Postmortem template
A postmortem is a structured review of what happened and why — filled in by your agent in under a minute, then shared as a link where the team comments on the exact line. Action items don't get lost.
Most postmortems fail at the same point: the action items get assigned to "the team" with no due date, the doc goes into a shared drive nobody opens, and the next project starts with the same unresolved patterns. The template isn't the problem. The missing piece is a single shareable version where comments land on the exact line they're about — and every action item is one click away from the next planning doc.
Generate it with your agent
Paste this into Claude, Cursor, or any agent — it drafts the postmortem and publishes it as a Drafty link your team can annotate directly:
See it on a real one
What goes in a postmortem
Six sections. The order matters — summary first so anyone can read the first paragraph and decide whether they need the rest.
- Summary — the project, the outcome, and a plain verdict. "Shipped two weeks late; core feature worked but onboarding was unfinished at launch." One paragraph.
- What went well — specific wins to repeat. "We used a shared Figma file for the first time and design-dev handoff was half as slow" is useful. "Good teamwork" is not.
- What failed — the honest account, named at the system level. "We had no owner for the API integration decision for three weeks" rather than naming the person who didn't decide. Blame cultures produce postmortems people don't tell the truth in.
- Root cause — for the biggest failure, trace it one level deeper than the surface symptom. If the launch was late because of a last-minute security review, the root cause is that security wasn't in the launch checklist — not that the review took long.
- Action items — the section most postmortems get wrong (more below).
- Lessons — what the team would do differently from day one. Three or four. A list of twelve is a list nobody reads.
The section most postmortems get wrong
Action items. They are consistently the most poorly executed section in postmortem templates — not because teams don't know what to fix, but because the items aren't written to survive the week after the meeting.
Two rules that make the difference:
- One name per item, not "the team." When an action item belongs to everyone, it belongs to no one. If the right owner isn't obvious, the item needs to be broken into smaller pieces until it is.

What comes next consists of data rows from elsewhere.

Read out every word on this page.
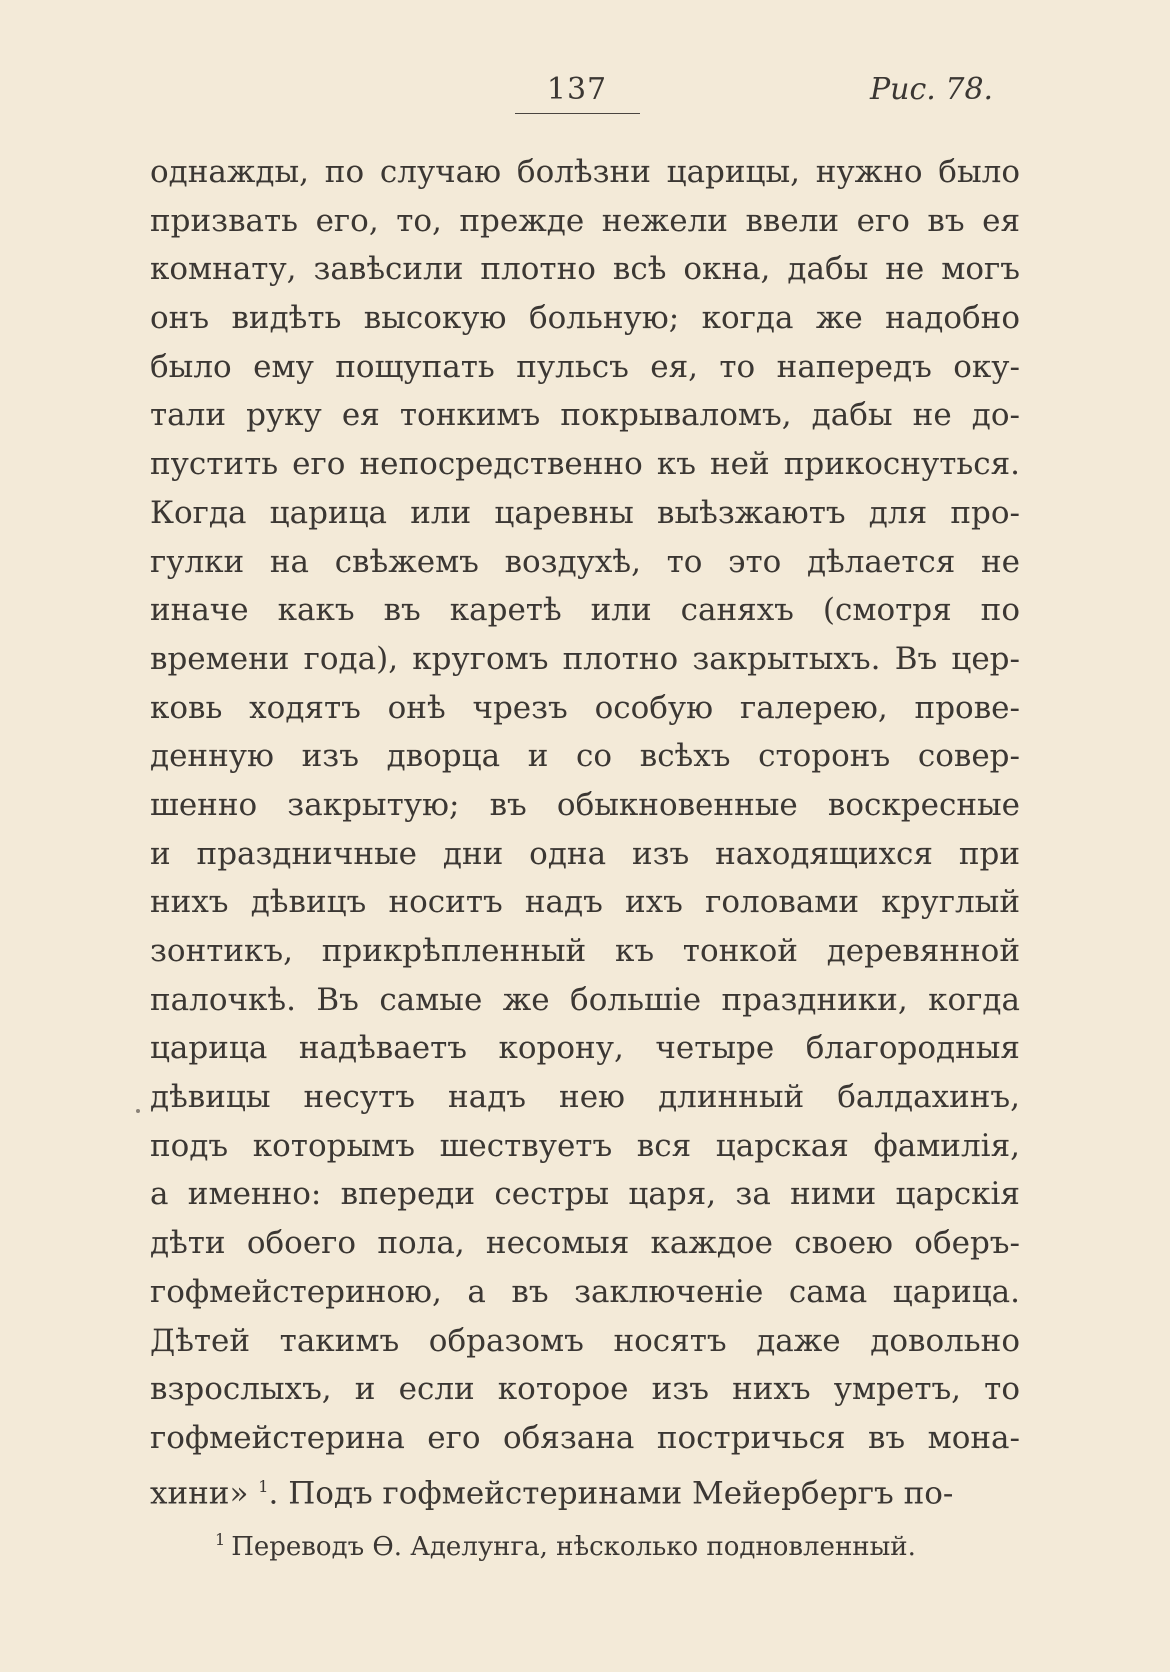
137	Рис. 78.
однажды, по случаю болѣзни царицы, нужно было
призвать его, то, прежде нежели ввели его въ ея
комнату, завѣсили плотно всѣ окна, дабы не могъ
онъ видѣть высокую больную; когда же надобно
было ему пощупать пульсъ ея, то напередъ оку-
тали руку ея тонкимъ покрываломъ, дабы не до-
пустить его непосредственно къ ней прикоснуться.
Когда царица или царевны выѣзжаютъ для про-
гулки на свѣжемъ воздухѣ, то это дѣлается не
иначе какъ въ каретѣ или саняхъ (смотря по
времени года), кругомъ плотно закрытыхъ. Въ цер-
ковь ходятъ онѣ чрезъ особую галерею, прове-
денную изъ дворца и со всѣхъ сторонъ совер-
шенно закрытую; въ обыкновенные воскресные
и праздничные дни одна изъ находящихся при
нихъ дѣвицъ носитъ надъ ихъ головами круглый
зонтикъ, прикрѣпленный къ тонкой деревянной
палочкѣ. Въ самые же большіе праздники, когда
царица надѣваетъ корону, четыре благородныя
дѣвицы несутъ надъ нею длинный балдахинъ,
подъ которымъ шествуетъ вся царская фамилія,
а именно: впереди сестры царя, за ними царскія
дѣти обоего пола, несомыя каждое своею оберъ-
гофмейстериною, а въ заключеніе сама царица.
Дѣтей такимъ образомъ носятъ даже довольно
взрослыхъ, и если которое изъ нихъ умретъ, то
гофмейстерина его обязана постричься въ мона-
хини» $^1$. Подъ гофмейстеринами Мейербергъ по-
$^1$ Переводъ Ѳ. Аделунга, нѣсколько подновленный.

- A done-condition, not a direction. "Improve the handoff process" will never be done. "Add a handoff checklist to the sprint planning template by {date}" will. Write the done-condition before you leave the meeting.
Cap at five items. A postmortem that produces ten action items will complete zero of them — the list becomes noise by the next standup. Pick the five that would have prevented the most pain.
Postmortem vs retrospective — which one to run
They're often used interchangeably, but they're different in scope and timing.
A retrospective (or retro) is a recurring team ritual — typically at the end of each sprint — covering the process and dynamics of the last two weeks. Short, frequent, forward-looking.
A postmortem is written after a significant event: a product launch, a major incident, a cancelled project, a feature that shipped with serious bugs. It's longer, less frequent, and goes deeper into root cause. It often includes impact numbers — revenue affected, users impacted, SLA breach duration — that a sprint retro wouldn't track.
If your sprint just had a rough week, run a retro. If a launch went sideways or production went down for four hours, run a postmortem.
Who should write it and when
The person closest to the event owns the first draft — the project lead or incident commander. Not a committee. A committee-written postmortem is one with no clear conclusions.
First draft within 48 hours. Memory accuracy drops sharply after 72 hours, and the team starts constructing narratives that make the outcome seem more inevitable (or more random) than it was. Fast drafts are messier but more honest.
Share the draft as a link rather than a file in a shared drive. The goal is reactions anchored to specific lines — "the root cause here is wrong, it was actually X" should land on that sentence, not arrive as a reply-all email.
FAQ
What's the difference between a postmortem and a root cause analysis (RCA)? An RCA is a subset of the postmortem — the specific investigation into why a failure occurred, usually using a structured technique like the 5 Whys or fishbone diagram. A postmortem is the full document that includes the RCA plus the impact, what went well, and the action items. Some teams use the terms interchangeably for technical incidents; either way, the goal is the same.
How long should a postmortem be? One to three pages for most projects. An executive summary at the top handles anyone who needs the headline without the detail. More than five pages usually means you're capturing everything rather than the important things.
Should postmortems be blameless? Yes — and this is misunderstood. Blameless doesn't mean accountability-free. It means the postmortem focuses on systems and processes, not on individual fault. People make better decisions in the context of bad systems, unclear ownership, and missing information. Naming the system failure ("there was no deployment checklist") is more useful than naming the person who skipped the step.
How many action items should a postmortem produce? Three to five, maximum. Each one needs a single owner and a specific done-condition. If you leave the postmortem meeting with ten action items, schedule a 20-minute follow-up to cut the list in half — the items you wouldn't fight to keep are the ones that won't get done anyway.
When is it too late to run a postmortem? Never — but it gets less useful fast. After two weeks, people's accounts are reconstructed rather than recalled. Run it within a week if you can. If you missed the window, a 45-minute conversation with a drafted doc is more useful than skipping it.